Es verdad, Jesús va a sufrir una muerte deshonrosa, quizás escándalo para los judíos y dolor
para sus discípulos. Por eso muestra en una visión anticipada la gloria, en la que reinará a la
derecha del Padre, transfigurándose en el monte Tabor, frente a sus discípulos Pedro,
Santiago y Juan. Ellos serán testigos privilegiados del escándalo de la cruz pero también del
gozo de la eternidad junto al Padre. Los discípulos, acostumbrados siempre a verle en su
aspecto humano, un hombre entre los hombres, ahora contemplan su divinidad y ven el rostro
luminoso del Hijo de Dios, “Dios de Dios, Luz de Luz. Cubiertos por la nube de Dios escuchan
una voz que dice: “Este es mi Hijo muy amado, escúchenlo” (Ib. 7). Es necesario escuchar a
Jesús para poder vivir los mandamientos de Dios. Escucharlos y obedecerlos en la fe para
poder vivir en armonía con Dios los días de nuestra vida.

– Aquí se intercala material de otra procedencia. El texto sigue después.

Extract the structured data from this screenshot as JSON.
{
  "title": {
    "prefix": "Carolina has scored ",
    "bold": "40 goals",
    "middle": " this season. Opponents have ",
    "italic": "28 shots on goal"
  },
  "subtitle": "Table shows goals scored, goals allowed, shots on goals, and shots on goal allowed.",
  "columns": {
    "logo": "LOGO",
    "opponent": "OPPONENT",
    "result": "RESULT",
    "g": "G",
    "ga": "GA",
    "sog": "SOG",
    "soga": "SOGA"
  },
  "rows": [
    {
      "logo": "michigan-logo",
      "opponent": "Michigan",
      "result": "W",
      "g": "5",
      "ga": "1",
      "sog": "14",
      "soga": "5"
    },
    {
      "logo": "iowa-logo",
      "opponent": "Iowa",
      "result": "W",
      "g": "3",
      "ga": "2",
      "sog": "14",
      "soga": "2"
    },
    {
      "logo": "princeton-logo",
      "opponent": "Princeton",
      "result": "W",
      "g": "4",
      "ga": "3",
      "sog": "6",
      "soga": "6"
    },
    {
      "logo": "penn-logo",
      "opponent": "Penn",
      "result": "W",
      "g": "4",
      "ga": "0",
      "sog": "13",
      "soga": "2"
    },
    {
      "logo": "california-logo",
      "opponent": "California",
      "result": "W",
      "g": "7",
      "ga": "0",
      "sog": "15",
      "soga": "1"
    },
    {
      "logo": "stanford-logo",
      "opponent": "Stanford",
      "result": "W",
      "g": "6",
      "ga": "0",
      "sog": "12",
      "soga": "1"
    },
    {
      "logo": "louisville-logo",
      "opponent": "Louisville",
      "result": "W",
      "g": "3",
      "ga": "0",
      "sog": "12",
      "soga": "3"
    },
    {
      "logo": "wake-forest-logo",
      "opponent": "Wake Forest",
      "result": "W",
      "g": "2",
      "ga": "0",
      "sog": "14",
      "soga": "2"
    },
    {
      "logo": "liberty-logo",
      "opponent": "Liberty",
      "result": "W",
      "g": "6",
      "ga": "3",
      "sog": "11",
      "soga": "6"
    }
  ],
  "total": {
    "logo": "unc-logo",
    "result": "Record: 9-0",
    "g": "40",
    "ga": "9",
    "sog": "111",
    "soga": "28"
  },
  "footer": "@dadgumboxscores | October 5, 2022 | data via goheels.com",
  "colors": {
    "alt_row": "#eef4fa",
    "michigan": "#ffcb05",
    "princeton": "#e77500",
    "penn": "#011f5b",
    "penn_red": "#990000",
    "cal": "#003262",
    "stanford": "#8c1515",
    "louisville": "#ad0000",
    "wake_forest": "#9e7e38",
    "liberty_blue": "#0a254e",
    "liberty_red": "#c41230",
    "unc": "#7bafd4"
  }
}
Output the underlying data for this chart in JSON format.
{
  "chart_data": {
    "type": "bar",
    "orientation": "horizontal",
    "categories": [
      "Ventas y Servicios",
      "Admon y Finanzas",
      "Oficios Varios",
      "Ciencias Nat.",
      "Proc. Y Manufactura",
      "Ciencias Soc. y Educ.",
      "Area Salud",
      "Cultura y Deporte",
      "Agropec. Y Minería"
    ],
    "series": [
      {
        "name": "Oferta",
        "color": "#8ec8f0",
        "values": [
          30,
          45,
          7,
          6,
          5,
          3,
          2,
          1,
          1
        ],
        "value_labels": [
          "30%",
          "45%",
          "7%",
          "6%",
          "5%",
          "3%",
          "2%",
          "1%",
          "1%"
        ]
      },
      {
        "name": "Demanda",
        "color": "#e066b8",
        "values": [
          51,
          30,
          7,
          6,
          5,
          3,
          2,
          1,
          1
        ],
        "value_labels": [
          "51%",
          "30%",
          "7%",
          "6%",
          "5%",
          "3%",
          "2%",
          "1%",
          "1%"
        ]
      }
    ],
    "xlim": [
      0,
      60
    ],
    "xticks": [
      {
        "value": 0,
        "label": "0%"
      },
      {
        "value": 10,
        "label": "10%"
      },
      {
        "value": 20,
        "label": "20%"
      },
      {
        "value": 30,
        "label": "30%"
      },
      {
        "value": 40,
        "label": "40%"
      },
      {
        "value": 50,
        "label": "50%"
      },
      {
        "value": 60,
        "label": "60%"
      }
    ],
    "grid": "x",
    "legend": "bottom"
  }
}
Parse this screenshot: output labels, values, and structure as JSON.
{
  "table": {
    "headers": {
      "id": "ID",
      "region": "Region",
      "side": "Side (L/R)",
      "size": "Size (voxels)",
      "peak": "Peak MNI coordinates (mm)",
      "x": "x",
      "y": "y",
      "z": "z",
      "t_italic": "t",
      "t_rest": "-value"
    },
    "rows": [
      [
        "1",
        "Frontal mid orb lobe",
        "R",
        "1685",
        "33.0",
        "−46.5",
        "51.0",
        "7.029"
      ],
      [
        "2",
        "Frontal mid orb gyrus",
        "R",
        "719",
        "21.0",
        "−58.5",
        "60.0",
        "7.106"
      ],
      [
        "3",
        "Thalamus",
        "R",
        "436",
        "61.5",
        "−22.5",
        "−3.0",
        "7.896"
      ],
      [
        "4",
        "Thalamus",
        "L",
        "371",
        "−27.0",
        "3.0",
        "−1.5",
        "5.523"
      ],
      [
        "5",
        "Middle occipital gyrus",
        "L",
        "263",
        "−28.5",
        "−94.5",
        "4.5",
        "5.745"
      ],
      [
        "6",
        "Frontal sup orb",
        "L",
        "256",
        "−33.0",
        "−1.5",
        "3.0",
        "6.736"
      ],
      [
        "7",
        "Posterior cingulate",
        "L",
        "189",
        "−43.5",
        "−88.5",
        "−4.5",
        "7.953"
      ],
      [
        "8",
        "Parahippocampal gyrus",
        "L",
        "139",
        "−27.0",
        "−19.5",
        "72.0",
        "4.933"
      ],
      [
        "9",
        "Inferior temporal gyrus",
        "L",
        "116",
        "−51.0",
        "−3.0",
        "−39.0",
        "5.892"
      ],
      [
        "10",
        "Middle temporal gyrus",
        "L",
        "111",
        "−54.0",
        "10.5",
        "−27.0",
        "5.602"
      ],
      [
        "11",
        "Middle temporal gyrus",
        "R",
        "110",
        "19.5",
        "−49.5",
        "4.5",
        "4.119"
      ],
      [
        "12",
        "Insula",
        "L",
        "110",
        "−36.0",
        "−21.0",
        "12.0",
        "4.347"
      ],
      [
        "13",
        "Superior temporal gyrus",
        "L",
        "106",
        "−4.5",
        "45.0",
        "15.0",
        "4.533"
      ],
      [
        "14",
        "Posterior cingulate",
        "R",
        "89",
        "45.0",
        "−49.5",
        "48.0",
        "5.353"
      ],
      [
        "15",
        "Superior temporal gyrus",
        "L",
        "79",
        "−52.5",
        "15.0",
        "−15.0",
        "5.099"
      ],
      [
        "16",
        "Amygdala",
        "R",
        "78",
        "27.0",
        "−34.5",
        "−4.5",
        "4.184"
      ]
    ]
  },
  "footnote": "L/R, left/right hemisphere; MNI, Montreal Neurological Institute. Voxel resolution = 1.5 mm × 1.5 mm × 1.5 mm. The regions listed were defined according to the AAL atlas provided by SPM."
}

Oír a Jesús en el Evangelio fortalece nuestra fe, como la experiencia del monte Tabor fortaleció
la fe de los Apóstoles. Experiencia de fe en la que no estará ausente ciertamente la gloria del
Tabor, pero en la que también estará presente el calvario, la muerte, la negación de sí mismo a
la posesión de la propia vida. Sólo en la fe podremos obedecer y comprender, como lo hizo
Abrahán, María, los apóstoles y los santos de todos los tiempos.
Que la Virgen Madre nos fortalezca en la alegría de vivir en la fe en Jesucristo.